Two grunts—"Uh... ko!"

"Fine! Now we try something else. Your ears are covered and completely soundproofed; my voice is reaching your inner ears through your teeth and upper jawbone. I'm going to remove part of the covering on your left ear and speak to you that way. The sounds may be painfully loud at first, so I will start with whispers. Understand me?"

One grunt— Smith felt gentle firmness as something pulled loose.

"Do you still hear me?"

"Uh... ko—"

"Now do you hear me?"

"Uh... ko . ah . ee...h...e... oo...w!"

"I think that was a sentence. Don't try to talk yet. Just one grunt, or two."

Johann said, "Of course I can't talk, you damned idiot!

Take this junk out of my mouth!" The vowels came through fairly clearly; consonants were distorted or missing.

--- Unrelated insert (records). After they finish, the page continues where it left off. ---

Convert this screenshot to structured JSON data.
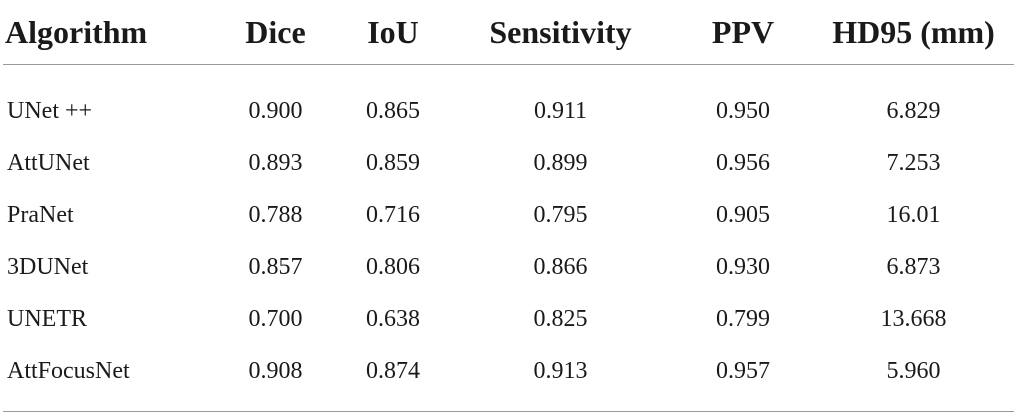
{
  "table": {
    "headers": [
      "Algorithm",
      "Dice",
      "IoU",
      "Sensitivity",
      "PPV",
      "HD95 (mm)"
    ],
    "rows": [
      [
        "UNet ++",
        "0.900",
        "0.865",
        "0.911",
        "0.950",
        "6.829"
      ],
      [
        "AttUNet",
        "0.893",
        "0.859",
        "0.899",
        "0.956",
        "7.253"
      ],
      [
        "PraNet",
        "0.788",
        "0.716",
        "0.795",
        "0.905",
        "16.01"
      ],
      [
        "3DUNet",
        "0.857",
        "0.806",
        "0.866",
        "0.930",
        "6.873"
      ],
      [
        "UNETR",
        "0.700",
        "0.638",
        "0.825",
        "0.799",
        "13.668"
      ],
      [
        "AttFocusNet",
        "0.908",
        "0.874",
        "0.913",
        "0.957",
        "5.960"
      ]
    ]
  }
}
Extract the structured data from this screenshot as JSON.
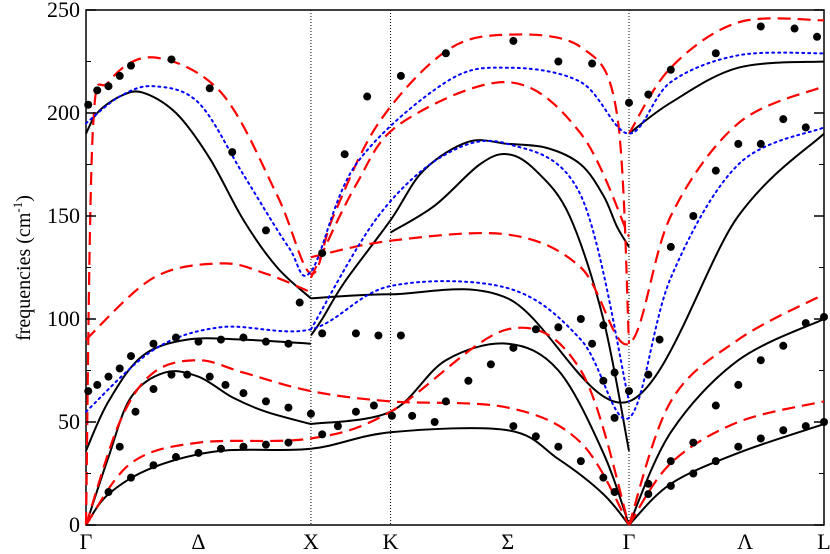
{
  "chart_data": {
    "type": "line",
    "title": "",
    "xlabel": "",
    "ylabel": "frequencies (cm",
    "ylabel_sup": "-1",
    "ylabel_close": ")",
    "ylim": [
      0,
      250
    ],
    "xlim": [
      0,
      5.45
    ],
    "yticks": [
      0,
      50,
      100,
      150,
      200,
      250
    ],
    "xticks": [
      {
        "x": 0.0,
        "label": "Γ"
      },
      {
        "x": 0.5,
        "label": "Δ"
      },
      {
        "x": 1.0,
        "label": "X"
      },
      {
        "x": 1.354,
        "label": "K"
      },
      {
        "x": 1.875,
        "label": "Σ"
      },
      {
        "x": 2.414,
        "label": "Γ"
      },
      {
        "x": 2.93,
        "label": "Λ"
      },
      {
        "x": 3.281,
        "label": "L"
      }
    ],
    "vlines": [
      1.0,
      1.354,
      2.414
    ],
    "grid": false,
    "legend": "none",
    "styles": {
      "black": {
        "color": "#000000",
        "dash": "",
        "width": 2
      },
      "red": {
        "color": "#ff0000",
        "dash": "13,7",
        "width": 2.2
      },
      "blue": {
        "color": "#0000ff",
        "dash": "2,4",
        "width": 2
      },
      "points": {
        "color": "#000000",
        "radius": 4
      }
    },
    "series": [
      {
        "style": "black",
        "points": [
          [
            0,
            190
          ],
          [
            0.05,
            200
          ],
          [
            0.15,
            208
          ],
          [
            0.25,
            210
          ],
          [
            0.4,
            200
          ],
          [
            0.55,
            178
          ],
          [
            0.7,
            148
          ],
          [
            0.85,
            125
          ],
          [
            1,
            110
          ]
        ]
      },
      {
        "style": "black",
        "points": [
          [
            1,
            92
          ],
          [
            1.05,
            100
          ],
          [
            1.15,
            118
          ],
          [
            1.354,
            148
          ],
          [
            1.5,
            172
          ],
          [
            1.7,
            186
          ],
          [
            1.875,
            185
          ],
          [
            2.05,
            183
          ],
          [
            2.2,
            175
          ],
          [
            2.3,
            160
          ],
          [
            2.36,
            145
          ],
          [
            2.414,
            135
          ]
        ]
      },
      {
        "style": "black",
        "points": [
          [
            1.354,
            142
          ],
          [
            1.55,
            155
          ],
          [
            1.75,
            175
          ],
          [
            1.875,
            180
          ],
          [
            2.0,
            172
          ],
          [
            2.15,
            150
          ],
          [
            2.3,
            100
          ],
          [
            2.414,
            36
          ]
        ]
      },
      {
        "style": "black",
        "points": [
          [
            1,
            110
          ],
          [
            1.354,
            112
          ],
          [
            1.875,
            110
          ],
          [
            2.414,
            60
          ],
          [
            2.9,
            150
          ],
          [
            3.281,
            190
          ]
        ]
      },
      {
        "style": "black",
        "points": [
          [
            2.414,
            190
          ],
          [
            2.6,
            205
          ],
          [
            2.9,
            222
          ],
          [
            3.281,
            225
          ]
        ]
      },
      {
        "style": "black",
        "points": [
          [
            0,
            36
          ],
          [
            0.1,
            60
          ],
          [
            0.25,
            82
          ],
          [
            0.45,
            90
          ],
          [
            0.7,
            90
          ],
          [
            1,
            88
          ]
        ]
      },
      {
        "style": "black",
        "points": [
          [
            0,
            0
          ],
          [
            0.1,
            33
          ],
          [
            0.2,
            62
          ],
          [
            0.35,
            74
          ],
          [
            0.5,
            72
          ],
          [
            0.65,
            62
          ],
          [
            0.8,
            55
          ],
          [
            1,
            49
          ]
        ]
      },
      {
        "style": "black",
        "points": [
          [
            0,
            0
          ],
          [
            0.1,
            15
          ],
          [
            0.3,
            28
          ],
          [
            0.6,
            36
          ],
          [
            1,
            37
          ],
          [
            1.354,
            45
          ],
          [
            1.875,
            46
          ],
          [
            2.1,
            32
          ],
          [
            2.3,
            15
          ],
          [
            2.414,
            0
          ]
        ]
      },
      {
        "style": "black",
        "points": [
          [
            1,
            49
          ],
          [
            1.354,
            55
          ],
          [
            1.6,
            80
          ],
          [
            1.875,
            88
          ],
          [
            2.1,
            75
          ],
          [
            2.3,
            35
          ],
          [
            2.414,
            0
          ]
        ]
      },
      {
        "style": "black",
        "points": [
          [
            2.414,
            0
          ],
          [
            2.6,
            20
          ],
          [
            2.9,
            35
          ],
          [
            3.281,
            49
          ]
        ]
      },
      {
        "style": "black",
        "points": [
          [
            2.414,
            0
          ],
          [
            2.6,
            45
          ],
          [
            2.9,
            80
          ],
          [
            3.281,
            100
          ]
        ]
      },
      {
        "style": "red",
        "points": [
          [
            0,
            90
          ],
          [
            0.3,
            120
          ],
          [
            0.6,
            127
          ],
          [
            0.8,
            122
          ],
          [
            1,
            113
          ]
        ]
      },
      {
        "style": "red",
        "points": [
          [
            1,
            130
          ],
          [
            1.354,
            138
          ],
          [
            1.875,
            141
          ],
          [
            2.2,
            125
          ],
          [
            2.414,
            88
          ],
          [
            2.6,
            150
          ],
          [
            2.9,
            195
          ],
          [
            3.281,
            213
          ]
        ]
      },
      {
        "style": "red",
        "points": [
          [
            0,
            0
          ],
          [
            0.03,
            190
          ],
          [
            0.1,
            215
          ],
          [
            0.3,
            227
          ],
          [
            0.6,
            210
          ],
          [
            0.85,
            160
          ],
          [
            1,
            122
          ],
          [
            1.1,
            150
          ],
          [
            1.3,
            195
          ],
          [
            1.6,
            230
          ],
          [
            1.875,
            238
          ],
          [
            2.2,
            232
          ],
          [
            2.36,
            200
          ],
          [
            2.414,
            88
          ]
        ]
      },
      {
        "style": "red",
        "points": [
          [
            2.414,
            190
          ],
          [
            2.6,
            222
          ],
          [
            2.9,
            244
          ],
          [
            3.281,
            245
          ]
        ]
      },
      {
        "style": "red",
        "points": [
          [
            1,
            120
          ],
          [
            1.2,
            165
          ],
          [
            1.4,
            195
          ],
          [
            1.875,
            215
          ],
          [
            2.2,
            190
          ],
          [
            2.414,
            140
          ]
        ]
      },
      {
        "style": "red",
        "points": [
          [
            0,
            0
          ],
          [
            0.15,
            50
          ],
          [
            0.3,
            74
          ],
          [
            0.5,
            80
          ],
          [
            0.7,
            74
          ],
          [
            1,
            65
          ],
          [
            1.354,
            60
          ],
          [
            1.875,
            57
          ],
          [
            2.2,
            40
          ],
          [
            2.414,
            0
          ]
        ]
      },
      {
        "style": "red",
        "points": [
          [
            0,
            0
          ],
          [
            0.2,
            30
          ],
          [
            0.5,
            40
          ],
          [
            1,
            42
          ],
          [
            1.354,
            55
          ],
          [
            1.875,
            95
          ],
          [
            2.2,
            75
          ],
          [
            2.414,
            0
          ]
        ]
      },
      {
        "style": "red",
        "points": [
          [
            2.414,
            0
          ],
          [
            2.6,
            60
          ],
          [
            2.9,
            90
          ],
          [
            3.281,
            112
          ]
        ]
      },
      {
        "style": "red",
        "points": [
          [
            2.414,
            0
          ],
          [
            2.6,
            30
          ],
          [
            2.9,
            50
          ],
          [
            3.281,
            60
          ]
        ]
      },
      {
        "style": "blue",
        "points": [
          [
            0,
            55
          ],
          [
            0.3,
            85
          ],
          [
            0.6,
            96
          ],
          [
            1,
            95
          ],
          [
            1.354,
            116
          ],
          [
            1.875,
            115
          ],
          [
            2.2,
            90
          ],
          [
            2.414,
            52
          ],
          [
            2.6,
            120
          ],
          [
            2.9,
            175
          ],
          [
            3.281,
            193
          ]
        ]
      },
      {
        "style": "blue",
        "points": [
          [
            0,
            195
          ],
          [
            0.15,
            208
          ],
          [
            0.3,
            213
          ],
          [
            0.5,
            205
          ],
          [
            0.7,
            170
          ],
          [
            0.9,
            135
          ],
          [
            1,
            123
          ],
          [
            1.2,
            175
          ],
          [
            1.6,
            215
          ],
          [
            1.875,
            222
          ],
          [
            2.2,
            215
          ],
          [
            2.414,
            190
          ],
          [
            2.6,
            215
          ],
          [
            2.9,
            228
          ],
          [
            3.281,
            229
          ]
        ]
      },
      {
        "style": "blue",
        "points": [
          [
            1,
            95
          ],
          [
            1.3,
            150
          ],
          [
            1.6,
            180
          ],
          [
            1.875,
            185
          ],
          [
            2.2,
            160
          ],
          [
            2.414,
            60
          ]
        ]
      }
    ],
    "scatter": [
      [
        0.01,
        204
      ],
      [
        0.05,
        211
      ],
      [
        0.1,
        213
      ],
      [
        0.15,
        218
      ],
      [
        0.2,
        223
      ],
      [
        0.38,
        226
      ],
      [
        0.55,
        212
      ],
      [
        0.65,
        181
      ],
      [
        0.8,
        143
      ],
      [
        0.95,
        108
      ],
      [
        0.01,
        65
      ],
      [
        0.05,
        68
      ],
      [
        0.1,
        72
      ],
      [
        0.15,
        76
      ],
      [
        0.2,
        82
      ],
      [
        0.3,
        88
      ],
      [
        0.4,
        91
      ],
      [
        0.5,
        89
      ],
      [
        0.6,
        90
      ],
      [
        0.7,
        91
      ],
      [
        0.8,
        89
      ],
      [
        0.9,
        88
      ],
      [
        0.15,
        38
      ],
      [
        0.22,
        55
      ],
      [
        0.3,
        66
      ],
      [
        0.38,
        73
      ],
      [
        0.45,
        73
      ],
      [
        0.55,
        72
      ],
      [
        0.62,
        68
      ],
      [
        0.7,
        64
      ],
      [
        0.8,
        60
      ],
      [
        0.9,
        57
      ],
      [
        1,
        54
      ],
      [
        0.1,
        16
      ],
      [
        0.2,
        23
      ],
      [
        0.3,
        29
      ],
      [
        0.4,
        33
      ],
      [
        0.5,
        35
      ],
      [
        0.6,
        37
      ],
      [
        0.7,
        38
      ],
      [
        0.8,
        39
      ],
      [
        0.9,
        40
      ],
      [
        1.05,
        44
      ],
      [
        1.12,
        48
      ],
      [
        1.2,
        55
      ],
      [
        1.28,
        58
      ],
      [
        1.36,
        53
      ],
      [
        1.45,
        53
      ],
      [
        1.55,
        50
      ],
      [
        1.05,
        132
      ],
      [
        1.15,
        180
      ],
      [
        1.25,
        208
      ],
      [
        1.4,
        218
      ],
      [
        1.6,
        229
      ],
      [
        1.9,
        235
      ],
      [
        2.1,
        225
      ],
      [
        2.25,
        224
      ],
      [
        1.05,
        93
      ],
      [
        1.2,
        93
      ],
      [
        1.3,
        92
      ],
      [
        1.4,
        92
      ],
      [
        1.6,
        60
      ],
      [
        1.7,
        70
      ],
      [
        1.8,
        78
      ],
      [
        1.9,
        86
      ],
      [
        2.0,
        95
      ],
      [
        2.1,
        96
      ],
      [
        2.2,
        100
      ],
      [
        2.3,
        97
      ],
      [
        2.35,
        74
      ],
      [
        1.9,
        48
      ],
      [
        2.0,
        43
      ],
      [
        2.1,
        38
      ],
      [
        2.2,
        31
      ],
      [
        2.3,
        23
      ],
      [
        2.35,
        16
      ],
      [
        2.25,
        88
      ],
      [
        2.3,
        70
      ],
      [
        2.35,
        52
      ],
      [
        2.414,
        65
      ],
      [
        2.414,
        205
      ],
      [
        2.5,
        73
      ],
      [
        2.55,
        90
      ],
      [
        2.6,
        135
      ],
      [
        2.7,
        150
      ],
      [
        2.8,
        172
      ],
      [
        2.9,
        185
      ],
      [
        3.0,
        185
      ],
      [
        3.1,
        197
      ],
      [
        3.2,
        193
      ],
      [
        2.5,
        209
      ],
      [
        2.6,
        221
      ],
      [
        2.8,
        229
      ],
      [
        3.0,
        242
      ],
      [
        3.15,
        241
      ],
      [
        3.25,
        237
      ],
      [
        2.5,
        20
      ],
      [
        2.6,
        31
      ],
      [
        2.7,
        40
      ],
      [
        2.8,
        58
      ],
      [
        2.9,
        68
      ],
      [
        3.0,
        80
      ],
      [
        3.1,
        87
      ],
      [
        3.2,
        98
      ],
      [
        3.281,
        101
      ],
      [
        2.5,
        15
      ],
      [
        2.6,
        19
      ],
      [
        2.7,
        25
      ],
      [
        2.8,
        31
      ],
      [
        2.9,
        38
      ],
      [
        3.0,
        42
      ],
      [
        3.1,
        46
      ],
      [
        3.2,
        48
      ],
      [
        3.281,
        50
      ]
    ]
  }
}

"Doctor, how the patient can talk with all that gear in the way?"

Brenner said quietly, "Shut up, Nurse. Mr. Smith, we have an aspirator down your throat to keep you from choking on phlegm, drowning in your own saliva. I can't remove it yet, so try to be patient. Besides that, your eyes are masked. Your eye specialist will decide when that comes off. I can't—I'm the life-support specialist on duty at the moment, not the physician managing your case; that's Dr. Hedrick assisted by Dr. Garcia. I can't do much more than I have till one of them gets here. Are you comfortable? One grunt or two."

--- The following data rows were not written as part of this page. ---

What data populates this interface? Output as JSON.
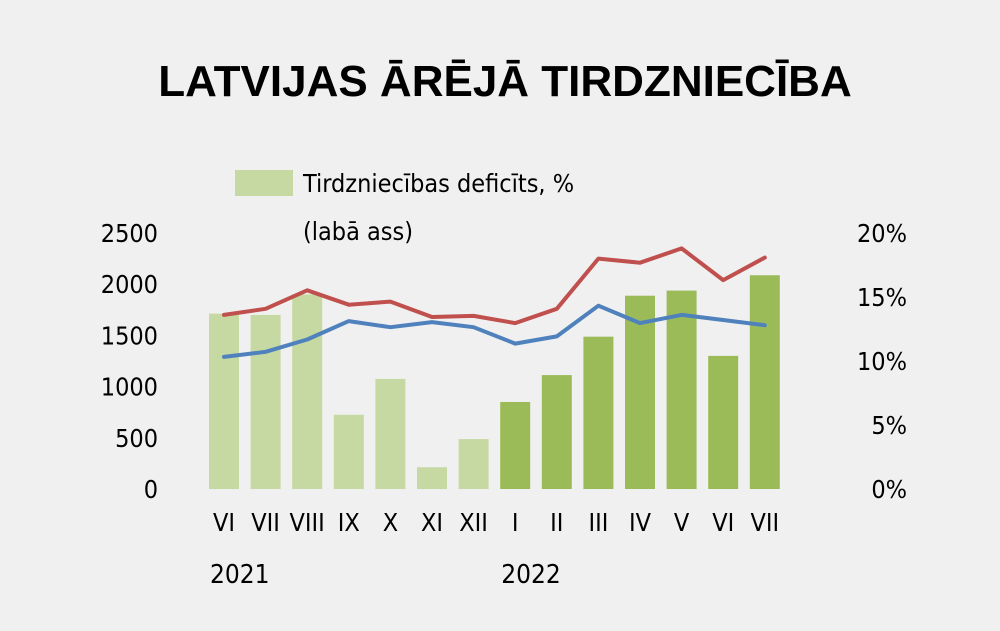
{
  "chart_data": {
    "type": "bar",
    "title": "LATVIJAS ĀRĒJĀ TIRDZNIECĪBA",
    "categories": [
      "VI",
      "VII",
      "VIII",
      "IX",
      "X",
      "XI",
      "XII",
      "I",
      "II",
      "III",
      "IV",
      "V",
      "VI",
      "VII"
    ],
    "year_labels": [
      {
        "label": "2021",
        "category_index": 0
      },
      {
        "label": "2022",
        "category_index": 7
      }
    ],
    "left_axis": {
      "ticks": [
        "0",
        "500",
        "1000",
        "1500",
        "2000",
        "2500"
      ],
      "ylim": [
        0,
        2500
      ]
    },
    "right_axis": {
      "ticks": [
        "0%",
        "5%",
        "10%",
        "15%",
        "20%"
      ],
      "ylim": [
        0,
        20
      ]
    },
    "legend": [
      {
        "text": "Tirdzniecības deficīts, %",
        "color": "#c6d9a3"
      },
      {
        "text": "(labā ass)",
        "color": ""
      }
    ],
    "series": [
      {
        "type": "bar",
        "axis": "right",
        "values": [
          13.7,
          13.6,
          15.2,
          5.8,
          8.6,
          1.7,
          3.9,
          6.8,
          8.9,
          11.9,
          15.1,
          15.5,
          10.4,
          16.7
        ],
        "colors": [
          "#c6d9a3",
          "#c6d9a3",
          "#c6d9a3",
          "#c6d9a3",
          "#c6d9a3",
          "#c6d9a3",
          "#c6d9a3",
          "#9bbb59",
          "#9bbb59",
          "#9bbb59",
          "#9bbb59",
          "#9bbb59",
          "#9bbb59",
          "#9bbb59"
        ]
      },
      {
        "type": "line",
        "axis": "left",
        "color": "#c0504d",
        "values": [
          1700,
          1760,
          1940,
          1800,
          1830,
          1680,
          1690,
          1620,
          1760,
          2250,
          2210,
          2350,
          2040,
          2260
        ]
      },
      {
        "type": "line",
        "axis": "left",
        "color": "#4f81bd",
        "values": [
          1290,
          1340,
          1460,
          1640,
          1580,
          1630,
          1580,
          1420,
          1490,
          1790,
          1620,
          1700,
          1650,
          1600
        ]
      }
    ]
  }
}
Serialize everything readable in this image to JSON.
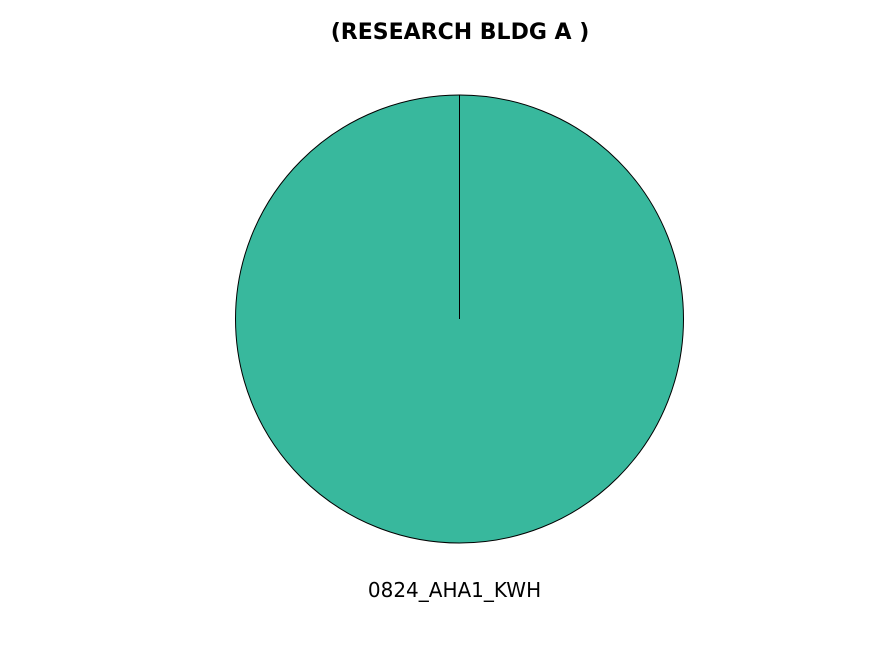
{
  "chart_data": {
    "type": "pie",
    "title": "(RESEARCH BLDG A )",
    "slices": [
      {
        "label": "0824_AHA1_KWH",
        "value": 100,
        "color": "#38b89d"
      }
    ],
    "start_angle": "top",
    "direction": "clockwise",
    "edge_color": "#000000",
    "legend": "none"
  }
}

One grunt— "Good. I'll stay here with you. And talk to you if you want me to. Do you?"

One grunt—

"Okay, I will. You can talk with more than a Yes or No any time you wish. By spelling. I'll recite the alphabet, slowly, and you stop me with one grunt when I reach a letter you want. And so on for the next letter, until it's spelled out. It's slow... but neither one of us is going anywhere. Want to try it?"

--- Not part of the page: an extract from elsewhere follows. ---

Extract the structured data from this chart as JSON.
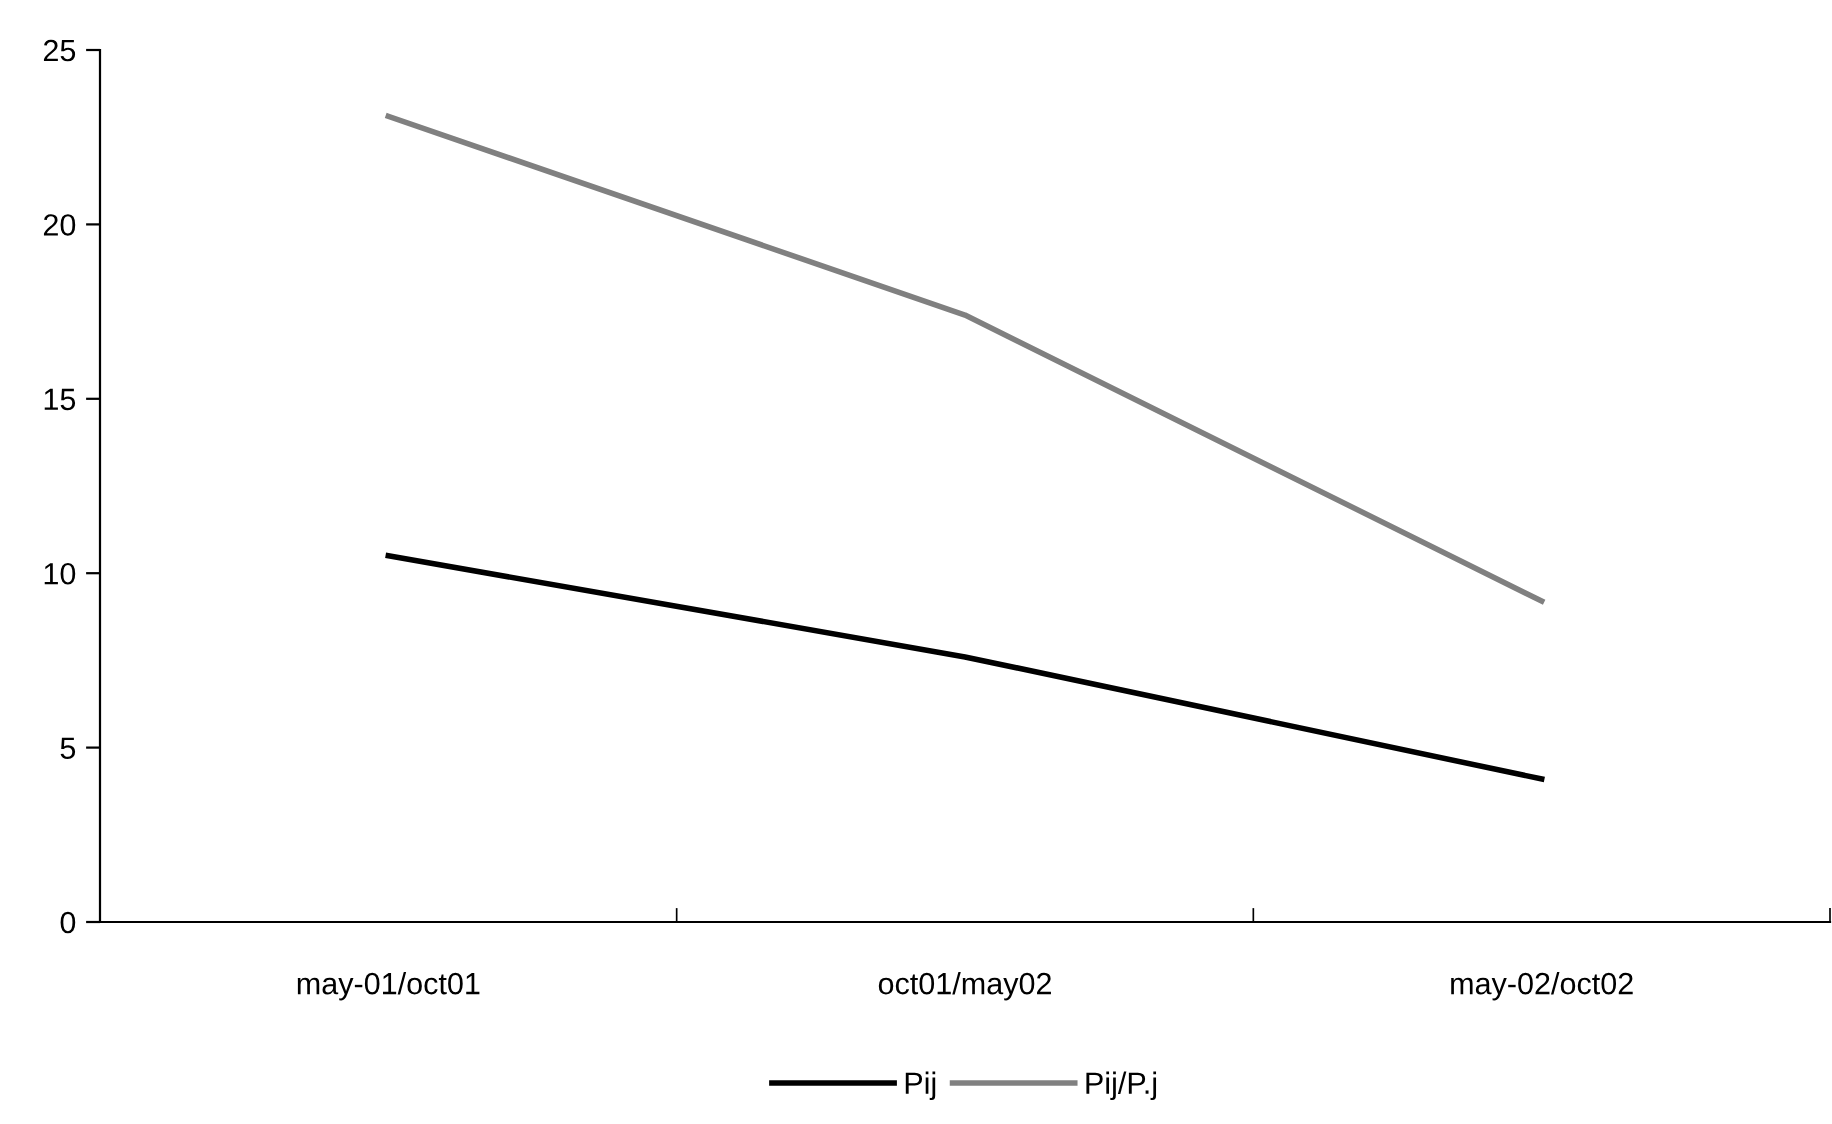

One grunt— "Good. I've had lots of practice at it; I've been on many a life-support watch in which the patient could not talk but was awake and perfectly rational. As you are," the Doctor added, lying hopefully, one eye on the master oscilloscope. "But bored, of course. Very bored—that's the worst part for a patient in life-support; he's bored silly, yet we can't let him sleep all the time; it's not good for him and sometimes we need his cooperation. All right, any time you want to spell anything, give three distinct grunts and I'll prove I know my abc's."